Napaść Rosji na Ukrainę w lutym tego roku na zawsze zmieniła podejście do cyberbezpieczeństwa. Wojna rozgrywa się również w cyberprzestrzeni, a wspólne bezpieczeństwo zależy już nie od wąskiej grupy specjalistów IT lecz od indywidualnych działań internautów – ocenili eksperci branży technologicznej z Europy Środkowo-Wschodniej podczas CEE Digital Summit w Warszawie.
– Niestety, ale bezpieczeństwo przestało być sprawą oczywistą. Ukraina zdała sobie z tego sprawę. Osiem lat to bardzo długi okres. W tym czasie wymienialiśmy się doświadczeniami z naszymi partnerami. A wymiana to potężne narzędzie do budowania odpornego systemu, który może chronić całe społeczności – mówił podczas debaty o cyberbezpieczeństwie w kontekście aneksji Krymu przez Rosję w 2014 r. dyrektor ds. innowacji w Infopulse, członek zarządu Stowarzyszenia IT Ukraina, Jan Keil. Jak podkreślił, w obecnych czasach należy „budować platformy, które łączą społeczności i umożliwiają wymianę wiedzy i wzajemnego wsparcia”.
Z Keilem zgodził się Dyrektor Regionalnego Centrum Obrony Cyfrowej w Kownie, Romuladas Petkevicius. – Przestrzeń cyfrowa zmieniła się nieodwracalnie. Platformy umożliwiające współpracę w zakresie cyberbezpieczeństwa zostały już stworzone w naszym regionie, ale muszą być szerzej rozpowszechnione i częściej używane – ocenił.
Cyfrowe bezpieczeństwo wspólną domeną wszystkich
W swoim wystąpieniu Jan Keil zwrócił uwagę, że obecnie wojny toczą się także na froncie cyfrowym. W podobnym tonie wypowiedział się Robert Bogdanffy, dyrektor ds. publicznych, w rumuńskiej organizacji ANIS Romania, która zrzesza przedstawiciel IT. – Od momentu wybuchu wojny nauczyliśmy się wielu rzeczy. Uważam, że nie możemy dłużej postrzegać cyberbezpieczeństwa jako dziedziny zastrzeżonej dla wąskiej grupy specjalistów. Dzisiaj wiemy jak ważna jest współpraca. Każdy z nas jest teraz odpowiedzialny za bezpieczeństwo cyfrowe – stwierdził. Bogdanffy dodał, że chociaż „sektor prywatny w tym trudnym momencie zareagował bardzo dobrze, ale nie zwalnia nas to z obowiązku pozostania czujnym i wysiłków na rzecz wspólnego bezpieczeństwa”. – To jest przyszłość cyberbezpieczeństwa.

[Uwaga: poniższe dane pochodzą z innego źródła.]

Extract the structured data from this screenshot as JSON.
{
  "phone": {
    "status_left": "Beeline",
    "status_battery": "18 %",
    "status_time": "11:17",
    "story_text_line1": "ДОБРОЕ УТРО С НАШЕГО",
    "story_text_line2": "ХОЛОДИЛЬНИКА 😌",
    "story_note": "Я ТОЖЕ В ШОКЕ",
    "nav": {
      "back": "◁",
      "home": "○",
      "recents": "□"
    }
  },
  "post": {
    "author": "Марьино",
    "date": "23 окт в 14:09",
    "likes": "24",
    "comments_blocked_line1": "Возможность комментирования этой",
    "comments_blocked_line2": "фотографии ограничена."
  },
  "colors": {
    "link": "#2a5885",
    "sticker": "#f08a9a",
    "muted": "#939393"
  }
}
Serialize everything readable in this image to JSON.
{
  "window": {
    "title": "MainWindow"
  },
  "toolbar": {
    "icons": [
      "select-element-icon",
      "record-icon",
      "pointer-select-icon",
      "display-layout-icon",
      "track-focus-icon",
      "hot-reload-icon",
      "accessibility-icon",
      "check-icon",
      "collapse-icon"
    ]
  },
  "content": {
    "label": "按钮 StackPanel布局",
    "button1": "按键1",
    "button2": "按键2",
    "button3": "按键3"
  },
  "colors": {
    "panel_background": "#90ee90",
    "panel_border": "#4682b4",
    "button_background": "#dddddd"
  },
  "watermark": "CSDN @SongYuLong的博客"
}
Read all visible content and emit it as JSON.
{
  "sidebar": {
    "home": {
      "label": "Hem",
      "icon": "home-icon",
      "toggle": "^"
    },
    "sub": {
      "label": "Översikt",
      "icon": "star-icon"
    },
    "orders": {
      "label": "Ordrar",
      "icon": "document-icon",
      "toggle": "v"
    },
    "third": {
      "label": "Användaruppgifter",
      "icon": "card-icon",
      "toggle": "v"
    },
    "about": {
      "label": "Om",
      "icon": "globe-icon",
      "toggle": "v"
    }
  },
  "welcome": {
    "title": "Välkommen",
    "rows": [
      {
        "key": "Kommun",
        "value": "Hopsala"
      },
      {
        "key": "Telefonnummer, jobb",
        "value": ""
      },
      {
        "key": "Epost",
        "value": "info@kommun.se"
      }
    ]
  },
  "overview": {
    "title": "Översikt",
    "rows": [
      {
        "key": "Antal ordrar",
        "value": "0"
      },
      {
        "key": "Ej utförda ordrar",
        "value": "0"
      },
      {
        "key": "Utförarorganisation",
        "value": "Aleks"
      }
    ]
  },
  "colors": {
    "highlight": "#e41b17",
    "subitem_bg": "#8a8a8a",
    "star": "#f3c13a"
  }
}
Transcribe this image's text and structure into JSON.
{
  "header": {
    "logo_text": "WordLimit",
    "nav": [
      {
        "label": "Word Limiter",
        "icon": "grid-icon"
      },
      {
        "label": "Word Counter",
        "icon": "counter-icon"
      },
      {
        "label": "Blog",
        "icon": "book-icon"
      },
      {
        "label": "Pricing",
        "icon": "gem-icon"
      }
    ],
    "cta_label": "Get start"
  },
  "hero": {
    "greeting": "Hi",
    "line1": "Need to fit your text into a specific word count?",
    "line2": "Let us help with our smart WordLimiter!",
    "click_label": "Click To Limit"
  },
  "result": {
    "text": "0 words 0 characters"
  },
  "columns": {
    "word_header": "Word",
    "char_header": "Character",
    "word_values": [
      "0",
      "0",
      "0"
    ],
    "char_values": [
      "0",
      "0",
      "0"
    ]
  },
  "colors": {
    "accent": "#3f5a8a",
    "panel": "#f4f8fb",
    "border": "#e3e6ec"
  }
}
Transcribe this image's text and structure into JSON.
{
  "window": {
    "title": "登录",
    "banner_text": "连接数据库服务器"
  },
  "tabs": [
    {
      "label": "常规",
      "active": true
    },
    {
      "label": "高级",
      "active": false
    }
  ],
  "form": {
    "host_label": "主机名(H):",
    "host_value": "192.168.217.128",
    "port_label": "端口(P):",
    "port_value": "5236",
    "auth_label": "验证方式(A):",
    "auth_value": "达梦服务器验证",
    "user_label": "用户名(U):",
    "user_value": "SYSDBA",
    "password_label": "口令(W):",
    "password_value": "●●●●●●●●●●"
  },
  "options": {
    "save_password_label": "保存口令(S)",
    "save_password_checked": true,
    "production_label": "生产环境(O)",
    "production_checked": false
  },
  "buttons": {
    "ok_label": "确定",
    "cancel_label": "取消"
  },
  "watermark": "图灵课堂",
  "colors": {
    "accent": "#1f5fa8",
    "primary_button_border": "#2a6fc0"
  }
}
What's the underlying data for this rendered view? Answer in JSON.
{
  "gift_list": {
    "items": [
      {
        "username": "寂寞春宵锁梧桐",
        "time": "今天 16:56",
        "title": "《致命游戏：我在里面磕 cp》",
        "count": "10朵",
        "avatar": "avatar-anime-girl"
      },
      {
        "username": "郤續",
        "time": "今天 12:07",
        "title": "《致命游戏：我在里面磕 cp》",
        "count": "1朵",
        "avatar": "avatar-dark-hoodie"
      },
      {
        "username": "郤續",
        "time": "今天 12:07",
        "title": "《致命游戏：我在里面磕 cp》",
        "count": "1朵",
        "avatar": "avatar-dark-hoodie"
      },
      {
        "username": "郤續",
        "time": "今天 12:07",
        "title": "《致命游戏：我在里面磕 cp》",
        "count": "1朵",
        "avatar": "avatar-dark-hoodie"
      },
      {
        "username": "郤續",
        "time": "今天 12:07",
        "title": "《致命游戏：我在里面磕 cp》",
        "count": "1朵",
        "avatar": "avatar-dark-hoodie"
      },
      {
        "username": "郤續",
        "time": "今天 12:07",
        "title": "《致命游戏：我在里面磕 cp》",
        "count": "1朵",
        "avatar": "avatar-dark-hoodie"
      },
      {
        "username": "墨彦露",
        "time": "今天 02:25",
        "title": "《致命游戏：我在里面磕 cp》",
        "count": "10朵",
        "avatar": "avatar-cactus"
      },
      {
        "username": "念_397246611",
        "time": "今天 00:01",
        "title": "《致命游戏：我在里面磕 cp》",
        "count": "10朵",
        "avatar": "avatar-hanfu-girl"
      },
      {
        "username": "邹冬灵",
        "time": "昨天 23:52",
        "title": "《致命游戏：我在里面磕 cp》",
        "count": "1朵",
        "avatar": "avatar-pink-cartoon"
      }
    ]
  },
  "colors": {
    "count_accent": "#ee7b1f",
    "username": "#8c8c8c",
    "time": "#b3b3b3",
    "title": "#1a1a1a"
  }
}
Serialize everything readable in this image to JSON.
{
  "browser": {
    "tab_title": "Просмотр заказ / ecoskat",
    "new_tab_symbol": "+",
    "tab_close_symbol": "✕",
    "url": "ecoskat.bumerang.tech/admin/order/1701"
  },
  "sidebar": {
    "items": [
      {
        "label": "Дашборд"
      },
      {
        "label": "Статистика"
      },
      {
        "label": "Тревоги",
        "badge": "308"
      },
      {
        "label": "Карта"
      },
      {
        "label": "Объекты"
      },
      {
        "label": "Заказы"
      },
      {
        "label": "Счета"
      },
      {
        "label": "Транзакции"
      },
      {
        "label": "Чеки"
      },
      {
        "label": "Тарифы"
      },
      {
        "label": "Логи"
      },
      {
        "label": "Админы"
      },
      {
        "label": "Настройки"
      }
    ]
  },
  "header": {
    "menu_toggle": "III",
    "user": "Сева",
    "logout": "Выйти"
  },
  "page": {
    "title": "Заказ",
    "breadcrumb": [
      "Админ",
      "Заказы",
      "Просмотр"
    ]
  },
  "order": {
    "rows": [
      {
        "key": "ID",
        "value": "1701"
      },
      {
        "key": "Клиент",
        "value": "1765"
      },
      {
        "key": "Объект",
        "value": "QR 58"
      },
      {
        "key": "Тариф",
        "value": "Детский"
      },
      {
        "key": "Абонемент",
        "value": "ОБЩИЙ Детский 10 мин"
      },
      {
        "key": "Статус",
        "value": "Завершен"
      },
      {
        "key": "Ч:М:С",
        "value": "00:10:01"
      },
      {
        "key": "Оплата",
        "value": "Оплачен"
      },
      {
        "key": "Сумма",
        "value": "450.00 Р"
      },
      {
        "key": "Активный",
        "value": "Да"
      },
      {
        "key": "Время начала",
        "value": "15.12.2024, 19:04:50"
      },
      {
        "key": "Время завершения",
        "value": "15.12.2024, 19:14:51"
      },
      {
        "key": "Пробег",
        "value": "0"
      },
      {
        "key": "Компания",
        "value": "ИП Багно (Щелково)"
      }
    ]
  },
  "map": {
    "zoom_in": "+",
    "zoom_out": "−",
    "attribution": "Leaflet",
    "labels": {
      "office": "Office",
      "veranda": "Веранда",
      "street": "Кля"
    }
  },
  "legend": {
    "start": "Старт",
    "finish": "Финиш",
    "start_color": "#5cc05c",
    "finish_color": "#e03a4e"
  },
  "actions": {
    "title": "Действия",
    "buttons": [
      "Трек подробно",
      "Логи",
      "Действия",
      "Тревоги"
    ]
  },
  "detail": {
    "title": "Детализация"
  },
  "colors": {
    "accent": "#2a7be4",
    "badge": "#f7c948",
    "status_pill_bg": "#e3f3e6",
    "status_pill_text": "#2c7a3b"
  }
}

Nie możemy ograniczać swojego postrzegania tej rzeczywistości. Musimy znać swoich sojuszników. Musimy myśleć o bezpieczeństwie cywilnym i militarnym jako jedności – mówił Bogdanffy.
Rola firm tech w cybernetycznej wojnie
Podczas panelu mówiono także o działaniach ze strony dużych spółek technologicznych. Przedstawiciel Google w regionie Europy Środkowo-Wschodniej ds. rozwiązań chmurowych, Michał Krasuski, przypomniał, że jego firma jest najczęściej atakowanym cyfrowo podmiotem na świecie. – Dlatego cyberbezpieczeństwo zawsze było naszym priorytetem, wojna w Ukrainie nie zmieniła więc naszego podejścia -powiedział. Jak podkreślił Krasuski, od początku wojny można obserwować znaczący wzrost ataków na ukraińskie kanały informacyjne. – Uznaliśmy umożliwienie Ukraińcom dostępu do rzetelnych informacji jako nasz obowiązek. Dlatego zdecydowaliśmy o przeniesieniu tych adresów na naszą chmurę. W ten sposób ponad 200 ukraińskich portali informacyjnych jak również usługi rządowe są obecnie obsługiwane przez Google Cloud – mówił. Jak podkreślił, udowodniło to skuteczność i bezpieczeństwo technologii chmurowych.
– Chyba po raz pierwszy widzimy jak zagrożenia cyfrowe mogą wpływać na losy wojny, w tym jak oddziałowują na infrastrukturę krytyczną – podsumował Krasuski.